Avatares de la creencia en Dios

El País
Manuel Fraijó

En plena Ilustración europea se prohibían en España los libros que intentasen demostrar la existencia de Dios; se los consideraba peligrosos. Y es que Dios era tan evidente que no necesitaba demostración alguna. Se cuenta que durante el reinado de Felipe IV (1621-1665) se pensó, para remediar la pobreza de nuestras tierras, en canalizar los ríos Manzanares y Tajo; pero una ilustre comisión de teólogos se declaró en contra con la siguiente sutil argumentación: si Dios hubiese querido que ambos ríos fuesen navegables le habría bastado con pronunciar un sencillo “hágase”. Si no lo hizo, sus razones tendría. Y no está permitido enmendarle la plana.

Salta a la vista que por aquellas fechas Dios era algo inmediato, asequible, presente, familiar. Era un dato más de la realidad, o incluso el gran dato.
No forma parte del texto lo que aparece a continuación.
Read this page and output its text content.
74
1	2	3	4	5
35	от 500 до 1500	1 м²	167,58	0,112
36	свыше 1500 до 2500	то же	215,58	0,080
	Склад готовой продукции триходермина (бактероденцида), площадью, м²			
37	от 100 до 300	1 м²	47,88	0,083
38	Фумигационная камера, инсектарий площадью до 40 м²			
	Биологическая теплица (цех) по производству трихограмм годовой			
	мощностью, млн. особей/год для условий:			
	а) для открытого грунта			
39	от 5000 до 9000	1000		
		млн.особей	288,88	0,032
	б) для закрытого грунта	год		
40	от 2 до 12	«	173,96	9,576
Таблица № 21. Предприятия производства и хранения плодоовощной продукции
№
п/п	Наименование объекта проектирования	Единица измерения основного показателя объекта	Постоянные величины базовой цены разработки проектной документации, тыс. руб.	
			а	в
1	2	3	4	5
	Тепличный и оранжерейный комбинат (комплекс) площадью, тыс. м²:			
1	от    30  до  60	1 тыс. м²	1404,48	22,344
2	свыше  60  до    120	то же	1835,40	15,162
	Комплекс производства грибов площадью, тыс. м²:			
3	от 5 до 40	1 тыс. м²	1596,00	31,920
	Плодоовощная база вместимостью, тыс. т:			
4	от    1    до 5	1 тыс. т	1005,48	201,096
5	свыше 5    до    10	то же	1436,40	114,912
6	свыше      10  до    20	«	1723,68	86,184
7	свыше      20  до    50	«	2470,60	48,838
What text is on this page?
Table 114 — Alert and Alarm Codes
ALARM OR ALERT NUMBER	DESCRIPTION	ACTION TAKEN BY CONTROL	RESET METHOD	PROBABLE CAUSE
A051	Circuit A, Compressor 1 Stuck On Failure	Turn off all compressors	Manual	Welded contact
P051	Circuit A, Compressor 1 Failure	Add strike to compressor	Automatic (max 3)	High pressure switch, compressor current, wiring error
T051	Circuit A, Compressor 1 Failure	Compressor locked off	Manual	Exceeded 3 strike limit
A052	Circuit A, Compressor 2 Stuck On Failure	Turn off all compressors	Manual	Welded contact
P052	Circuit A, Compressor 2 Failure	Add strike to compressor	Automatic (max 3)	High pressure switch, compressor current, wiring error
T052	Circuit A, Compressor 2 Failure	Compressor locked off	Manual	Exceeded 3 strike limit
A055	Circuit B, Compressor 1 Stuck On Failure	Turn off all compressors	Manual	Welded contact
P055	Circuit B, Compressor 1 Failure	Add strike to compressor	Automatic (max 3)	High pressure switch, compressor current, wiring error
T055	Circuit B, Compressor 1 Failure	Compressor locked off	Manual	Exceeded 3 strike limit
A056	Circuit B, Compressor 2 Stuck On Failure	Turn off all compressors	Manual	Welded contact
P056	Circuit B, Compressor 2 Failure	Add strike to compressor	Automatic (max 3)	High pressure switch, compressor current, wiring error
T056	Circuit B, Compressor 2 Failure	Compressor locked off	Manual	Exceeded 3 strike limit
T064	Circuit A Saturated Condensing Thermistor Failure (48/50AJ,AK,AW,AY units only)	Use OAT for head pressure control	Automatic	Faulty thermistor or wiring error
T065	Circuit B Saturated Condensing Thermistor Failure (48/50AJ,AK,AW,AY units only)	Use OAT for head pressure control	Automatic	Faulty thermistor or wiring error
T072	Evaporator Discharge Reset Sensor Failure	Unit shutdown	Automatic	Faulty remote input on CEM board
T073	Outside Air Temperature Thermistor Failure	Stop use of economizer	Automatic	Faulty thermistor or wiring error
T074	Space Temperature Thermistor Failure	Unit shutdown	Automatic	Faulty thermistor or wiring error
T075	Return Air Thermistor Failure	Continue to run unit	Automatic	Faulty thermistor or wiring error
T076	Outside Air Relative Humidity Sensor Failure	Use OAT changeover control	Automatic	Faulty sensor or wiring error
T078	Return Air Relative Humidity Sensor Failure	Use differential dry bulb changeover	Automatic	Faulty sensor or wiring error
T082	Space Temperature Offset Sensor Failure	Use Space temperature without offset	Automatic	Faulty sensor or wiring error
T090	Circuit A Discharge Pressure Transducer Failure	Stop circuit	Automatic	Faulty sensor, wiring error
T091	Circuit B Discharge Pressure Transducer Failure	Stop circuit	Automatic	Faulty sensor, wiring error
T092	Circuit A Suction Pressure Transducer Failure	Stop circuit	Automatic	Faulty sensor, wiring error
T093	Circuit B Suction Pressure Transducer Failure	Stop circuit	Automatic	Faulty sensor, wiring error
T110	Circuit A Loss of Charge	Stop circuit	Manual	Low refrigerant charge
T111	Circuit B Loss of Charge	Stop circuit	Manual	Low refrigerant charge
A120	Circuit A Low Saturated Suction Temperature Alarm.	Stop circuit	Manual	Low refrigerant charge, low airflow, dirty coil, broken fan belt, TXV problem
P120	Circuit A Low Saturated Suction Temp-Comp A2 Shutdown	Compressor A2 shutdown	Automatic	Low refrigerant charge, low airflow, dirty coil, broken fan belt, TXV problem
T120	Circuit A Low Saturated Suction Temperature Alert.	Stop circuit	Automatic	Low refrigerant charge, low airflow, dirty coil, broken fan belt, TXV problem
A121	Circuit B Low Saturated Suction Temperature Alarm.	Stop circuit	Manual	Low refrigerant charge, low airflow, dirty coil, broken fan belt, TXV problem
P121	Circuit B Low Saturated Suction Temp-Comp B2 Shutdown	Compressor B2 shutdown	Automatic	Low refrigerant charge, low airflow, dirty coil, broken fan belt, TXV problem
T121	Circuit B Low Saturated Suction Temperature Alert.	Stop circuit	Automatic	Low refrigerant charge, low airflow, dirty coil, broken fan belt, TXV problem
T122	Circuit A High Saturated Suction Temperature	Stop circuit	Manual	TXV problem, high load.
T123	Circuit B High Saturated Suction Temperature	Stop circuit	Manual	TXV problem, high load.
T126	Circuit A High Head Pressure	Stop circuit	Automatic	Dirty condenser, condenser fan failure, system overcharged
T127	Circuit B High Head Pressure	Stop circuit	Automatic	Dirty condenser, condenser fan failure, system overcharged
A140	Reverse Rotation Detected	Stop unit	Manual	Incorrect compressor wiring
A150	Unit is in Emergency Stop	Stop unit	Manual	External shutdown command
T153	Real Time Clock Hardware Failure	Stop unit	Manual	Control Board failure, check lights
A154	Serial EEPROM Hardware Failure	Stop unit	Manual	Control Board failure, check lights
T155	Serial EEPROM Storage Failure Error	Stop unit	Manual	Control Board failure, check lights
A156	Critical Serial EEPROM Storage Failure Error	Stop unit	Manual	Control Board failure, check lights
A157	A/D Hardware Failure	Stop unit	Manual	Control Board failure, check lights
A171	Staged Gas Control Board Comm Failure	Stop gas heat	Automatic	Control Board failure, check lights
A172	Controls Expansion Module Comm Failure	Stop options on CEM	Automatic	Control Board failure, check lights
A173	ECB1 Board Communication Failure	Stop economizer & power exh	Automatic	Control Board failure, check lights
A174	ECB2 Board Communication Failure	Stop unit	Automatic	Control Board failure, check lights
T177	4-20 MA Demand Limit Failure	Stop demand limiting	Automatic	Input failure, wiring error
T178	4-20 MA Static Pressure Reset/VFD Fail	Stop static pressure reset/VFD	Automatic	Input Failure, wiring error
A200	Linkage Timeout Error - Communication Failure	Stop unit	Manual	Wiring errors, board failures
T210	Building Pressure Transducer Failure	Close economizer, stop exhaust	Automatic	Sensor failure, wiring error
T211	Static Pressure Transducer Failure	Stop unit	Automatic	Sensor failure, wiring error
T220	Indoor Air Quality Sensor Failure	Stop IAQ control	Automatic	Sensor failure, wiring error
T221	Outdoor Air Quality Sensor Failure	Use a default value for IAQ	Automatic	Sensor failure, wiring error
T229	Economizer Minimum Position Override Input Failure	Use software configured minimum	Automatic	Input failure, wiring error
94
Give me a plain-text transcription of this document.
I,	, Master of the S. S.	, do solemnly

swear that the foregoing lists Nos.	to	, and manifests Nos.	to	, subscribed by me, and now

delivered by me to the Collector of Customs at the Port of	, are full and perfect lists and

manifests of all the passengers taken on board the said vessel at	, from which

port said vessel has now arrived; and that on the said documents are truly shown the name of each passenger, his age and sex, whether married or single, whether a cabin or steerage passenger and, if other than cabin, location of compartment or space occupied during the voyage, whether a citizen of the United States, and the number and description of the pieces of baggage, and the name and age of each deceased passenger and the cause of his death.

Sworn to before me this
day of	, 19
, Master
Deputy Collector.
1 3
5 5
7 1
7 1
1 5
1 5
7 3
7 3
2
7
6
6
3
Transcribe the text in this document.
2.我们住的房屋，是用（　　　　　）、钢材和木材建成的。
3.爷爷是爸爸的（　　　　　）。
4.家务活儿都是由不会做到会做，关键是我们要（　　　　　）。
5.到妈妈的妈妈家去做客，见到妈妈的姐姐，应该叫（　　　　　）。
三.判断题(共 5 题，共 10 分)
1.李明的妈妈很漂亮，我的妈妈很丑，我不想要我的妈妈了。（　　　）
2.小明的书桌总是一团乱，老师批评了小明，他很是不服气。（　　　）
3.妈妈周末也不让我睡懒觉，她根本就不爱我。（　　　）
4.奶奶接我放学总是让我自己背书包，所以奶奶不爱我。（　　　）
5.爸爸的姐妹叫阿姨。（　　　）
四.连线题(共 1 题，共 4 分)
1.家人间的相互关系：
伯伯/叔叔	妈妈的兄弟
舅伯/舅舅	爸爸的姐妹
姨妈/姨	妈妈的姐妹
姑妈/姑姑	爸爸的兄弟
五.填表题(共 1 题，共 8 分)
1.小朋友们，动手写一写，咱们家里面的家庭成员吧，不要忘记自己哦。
Europa y, por supuesto, España convivían sin mayores traumas con la fe en Dios, una fe heredada de las buenas gentes del pasado.

También parece obvio que en la actualidad Dios no encuentra fácil acomodo, al menos en la geografía occidental. Hace más de un siglo que Nietzsche, con su habitual desparpajo, lo envió a engrosar la lista del paro; lo declaró viejo y cansado, incapaz de asumir las tareas que los nuevos tiempos demandan. Y un gran conocedor e intérprete de Nietzsche, M. Heidegger, no tuvo reparo en afirmar que “en el ámbito del pensamiento es mejor no hablar de Dios”. Se tiene la impresión de que la recomendación del filósofo de la Selva Negra goza de notable aceptación. En España, constataba con ironía Antonio Machado, “se puede hablar de la esencia del queso manchego, pero nunca de Dios…”.